I got out my RS corkscrew and carefully screwed it into the cork and then pulled - I suddenly was left with a plastic handle in my hand and a piece of metal sticking out of the cork. With much embarrassment, I presented myself and the bottle of wine at the front desk of our hotel. The nice young man there said, "No problem, I can help you with this" and disappeared into the office with the bottle. About five minutes later he returned and handed me the bottle and cork with the metal still sticking out. I noticed as he handed it to me that his other hand was wrapped with a white cloth through which blood was seeping. Feeling very badly, I apologized profusely but he just noted that this was all in his line of work! If I have need of a corkscrew in the future, I will buy a real one wherever I am and not attempt to use a plastic one again.

Posted by
439 posts

Always bring corkscrew, always buy a kitchen towel as well which does make a great souvenir and is useful throughout the trip, many ziplocks because they hold anything and everything, plastic toothpicks which are a must for DH, and also have used a coffee can top as a plate which is great because it has the lip so anything juicy doesn’t drip off.
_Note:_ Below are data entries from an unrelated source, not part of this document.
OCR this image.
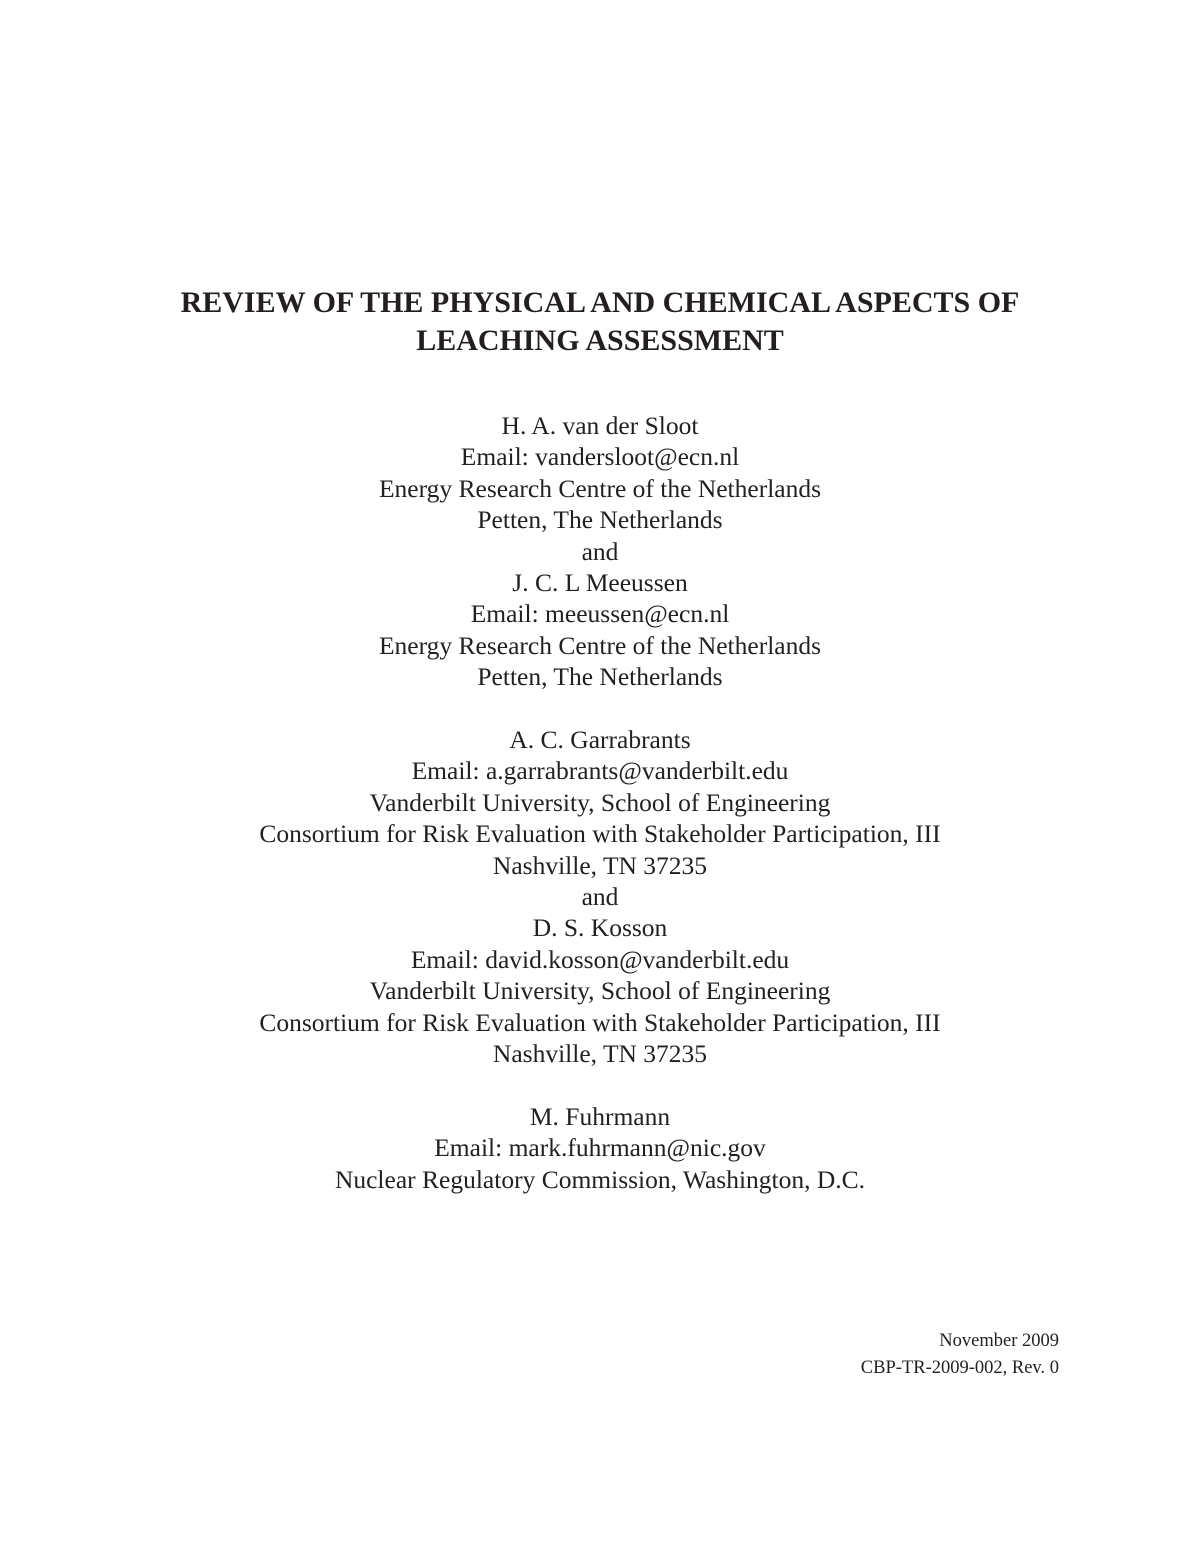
REVIEW OF THE PHYSICAL AND CHEMICAL ASPECTS OF
LEACHING ASSESSMENT
H. A. van der Sloot
Email: vandersloot@ecn.nl
Energy Research Centre of the Netherlands
Petten, The Netherlands
and
J. C. L Meeussen
Email: meeussen@ecn.nl
Energy Research Centre of the Netherlands
Petten, The Netherlands
A. C. Garrabrants
Email: a.garrabrants@vanderbilt.edu
Vanderbilt University, School of Engineering
Consortium for Risk Evaluation with Stakeholder Participation, III
Nashville, TN 37235
and
D. S. Kosson
Email: david.kosson@vanderbilt.edu
Vanderbilt University, School of Engineering
Consortium for Risk Evaluation with Stakeholder Participation, III
Nashville, TN 37235
M. Fuhrmann
Email: mark.fuhrmann@nic.gov
Nuclear Regulatory Commission, Washington, D.C.
November 2009
CBP-TR-2009-002, Rev. 0
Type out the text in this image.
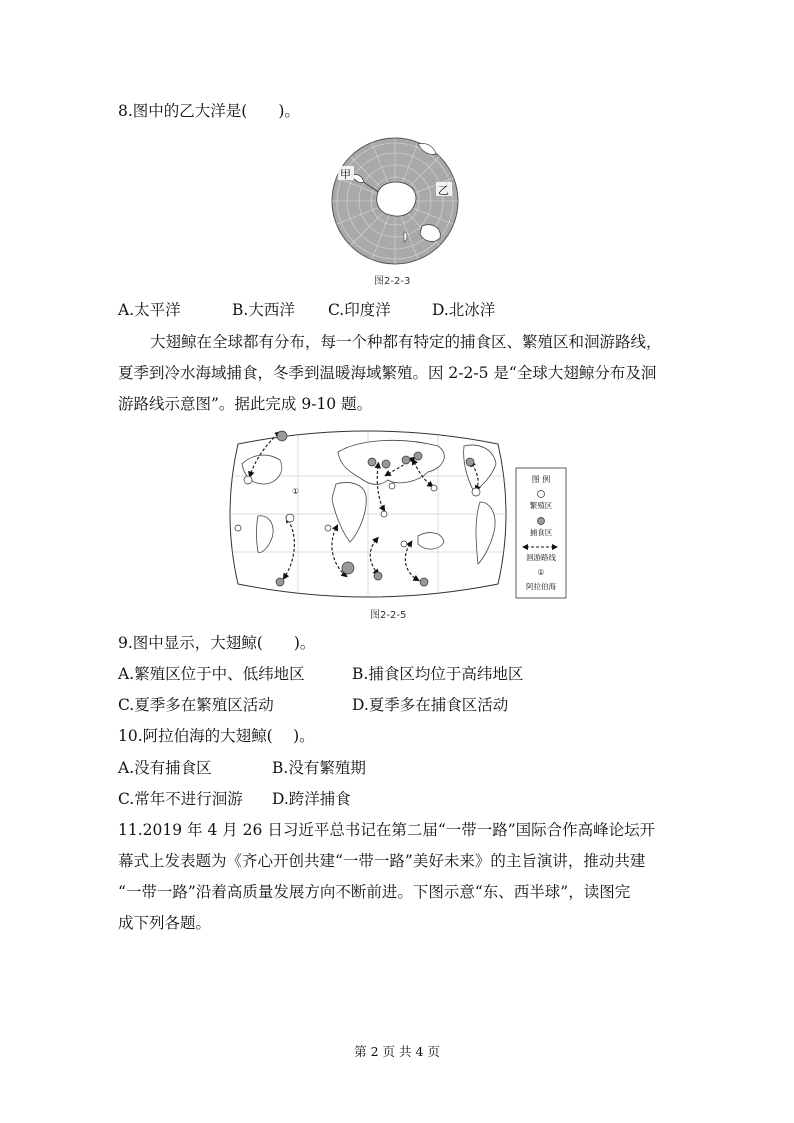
8.图中的乙大洋是(　　)。
甲
乙
图2-2-3
A.太平洋	B.大西洋 C.印度洋	D.北冰洋
大翅鲸在全球都有分布，每一个种都有特定的捕食区、繁殖区和洄游路线，
夏季到冷水海域捕食，冬季到温暖海域繁殖。因 2-2-5 是“全球大翅鲸分布及洄
游路线示意图”。据此完成 9-10 题。
①
图 例
繁殖区
捕食区
洄游路线
①
阿拉伯海
图2-2-5
9.图中显示，大翅鲸(　　)。
A.繁殖区位于中、低纬地区	B.捕食区均位于高纬地区
C.夏季多在繁殖区活动	D.夏季多在捕食区活动
10.阿拉伯海的大翅鲸(　 )。
A.没有捕食区	B.没有繁殖期
C.常年不进行洄游 D.跨洋捕食
11.2019 年 4 月 26 日习近平总书记在第二届“一带一路”国际合作高峰论坛开
幕式上发表题为《齐心开创共建“一带一路”美好未来》的主旨演讲，推动共建
“一带一路”沿着高质量发展方向不断前进。下图示意“东、西半球”，读图完
成下列各题。
第 2 页 共 4 页
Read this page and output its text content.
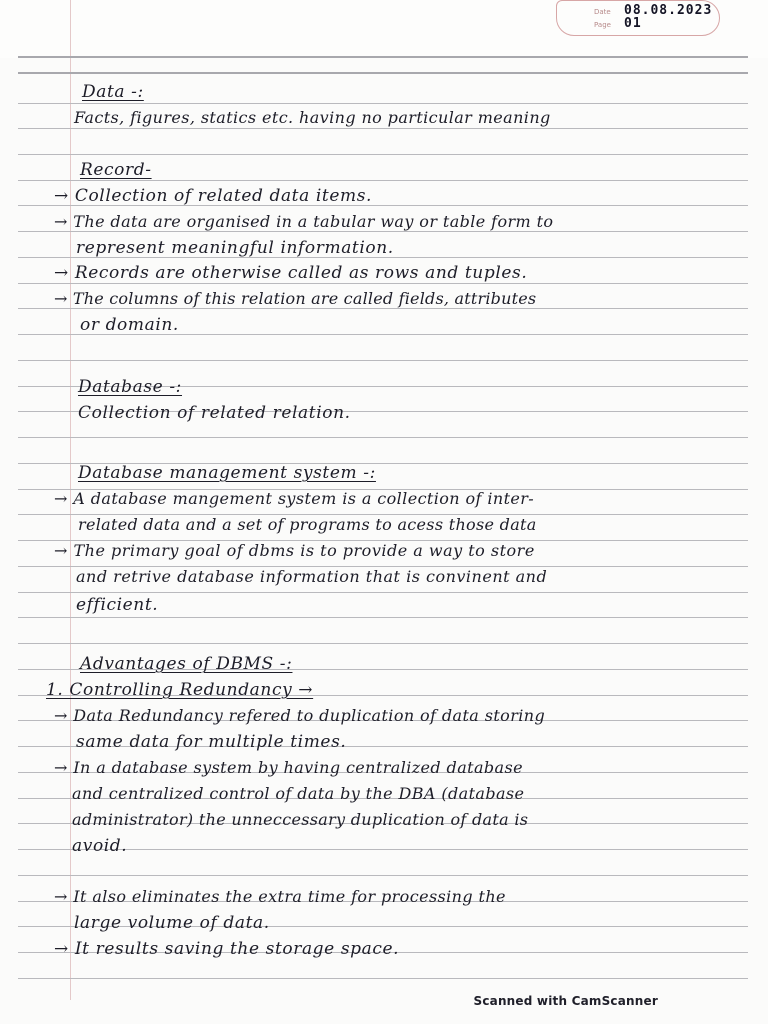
Date 08.08.2023
Page 01
Data -:
Facts, figures, statics etc. having no particular meaning
Record-
→ Collection of related data items.
→ The data are organised in a tabular way or table form to
represent meaningful information.
→ Records are otherwise called as rows and tuples.
→ The columns of this relation are called fields, attributes
or domain.
Database -:
Collection of related relation.
Database management system -:
→ A database mangement system is a collection of inter-
related data and a set of programs to acess those data
→ The primary goal of dbms is to provide a way to store
and retrive database information that is convinent and
efficient.
Advantages of DBMS -:
1. Controlling Redundancy →
→ Data Redundancy refered to duplication of data storing
same data for multiple times.
→ In a database system by having centralized database
and centralized control of data by the DBA (database
administrator) the unneccessary duplication of data is
avoid.
→ It also eliminates the extra time for processing the
large volume of data.
→ It results saving the storage space.
Scanned with CamScanner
Also several years ago we bought a lanyard type water bottle carrier, that thing has been so great, tiny to pack but on long walks it keeps hands free. It loops around the top of the bottle and works like a lanyard, can be carried side or front. Sporks are great too. So agree with everyone on here these things are musts especially if you picnic or want to eat in your room.